School of Chemistry and Chemical Engineering, School of Mechanical and Electrical Engineering, Guangzhou University, Guangzhou, Guangdong, 510006, China.
School of Life Sciences and Biopharmaceutics, Guangdong Pharmaceutical University, Guangzhou, China.
Analyst. 2023 Sep 11;148(18):4346-4355. doi: 10.1039/d3an01126g.
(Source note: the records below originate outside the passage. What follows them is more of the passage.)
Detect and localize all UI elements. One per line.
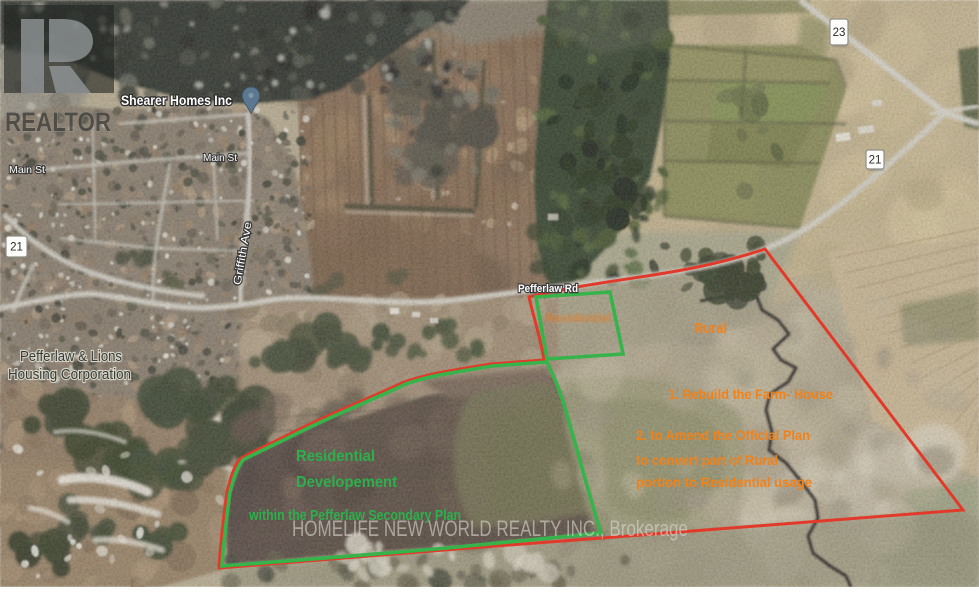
svg-text:21: 21 — [10, 242, 23, 254]
svg-text:23: 23 — [833, 27, 846, 39]
svg-text:Residential: Residential — [296, 448, 375, 465]
svg-text:Pefferlaw & Lions: Pefferlaw & Lions — [20, 349, 122, 365]
svg-text:Housing Corporation: Housing Corporation — [8, 367, 131, 383]
svg-text:1. Rebuild the Farm- House: 1. Rebuild the Farm- House — [668, 387, 833, 402]
svg-text:HOMELIFE NEW WORLD REALTY INC.: HOMELIFE NEW WORLD REALTY INC., Brokerag… — [292, 516, 688, 541]
svg-text:Shearer Homes Inc: Shearer Homes Inc — [121, 93, 232, 108]
svg-text:Rural: Rural — [694, 321, 727, 337]
svg-text:REALTOR: REALTOR — [5, 107, 111, 137]
svg-text:Developement: Developement — [296, 474, 398, 491]
svg-text:Pefferlaw Rd: Pefferlaw Rd — [518, 283, 578, 295]
svg-text:2. to Amend the Official Plan: 2. to Amend the Official Plan — [636, 428, 810, 443]
svg-text:portion to Residential usage: portion to Residential usage — [636, 475, 812, 490]
svg-text:Residential: Residential — [545, 313, 611, 325]
svg-text:to convert part of Rural: to convert part of Rural — [636, 453, 778, 468]
svg-text:21: 21 — [869, 155, 882, 167]
svg-text:Main St: Main St — [203, 152, 237, 164]
svg-text:Main St: Main St — [9, 164, 45, 176]
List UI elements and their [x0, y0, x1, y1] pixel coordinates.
Glass nanopore is an ideal candidate for biosensors due to its unique advantages such as label-free analysis, single-molecule sensitivity, and easy operation. Previous studies have shown that glass nanopores can distinguish different lengths of double-stranded DNA (dsDNA) at the same time with the length-resolution ability. Based on this, we proposed a novel design of a dsDNA block containing a programmable sensing site inside, which can be programmed to respond to different target molecules and cleaved into two smaller DNA blocks. When programming the sensing site with different sequences, for example, programming it as the substrate of GR-5 DNAzyme and CRISPR-Cas12a system, the DNA block could realize Pb and cfDNA detection with the length-resolution ability of the glass nanopore. This strategy achieved a Pb detection range from 0.5 nM to 100 nM, with a detection limit of 0.4 nM, and a BRCA-1 detection range from 1 pM to 10 pM, with a detection limit of 1 pM. The programable sensing site is easy to design and has strong expandability, which gives full play to the advantages of glass nanopore in length-resolution ability for dsDNA, and is expected to become an optional design for biosensing strategy for the glass nanopore as a biosensing platform.
玻璃纳米孔由于其无标记分析、单分子灵敏度和易于操作等独特优势,是生物传感器的理想候选者。先前的研究表明,玻璃纳米孔具有长度分辨率能力,可同时区分不同长度的双链 DNA(dsDNA)。基于此,我们提出了一种新型 dsDNA 块的设计,其中包含可编程的传感位点,可被编程以响应不同的靶分子并切割成两个较小的 DNA 块。当用不同的序列对传感位点进行编程时,例如将其编程为 GR-5 DNA 酶和 CRISPR-Cas12a 系统的底物时,DNA 块可以利用玻璃纳米孔的长度分辨率能力实现 Pb 和 cfDNA 的检测。该策略实现了从 0.5 nM 到 100 nM 的 Pb 检测范围,检测限为 0.4 nM,以及从 1 pM 到 10 pM 的 BRCA-1 检测范围,检测限为 1 pM。可编程传感位点易于设计且具有很强的可扩展性,充分发挥了玻璃纳米孔在 dsDNA 长度分辨率能力方面的优势,有望成为玻璃纳米孔作为生物传感平台的生物传感策略的可选设计。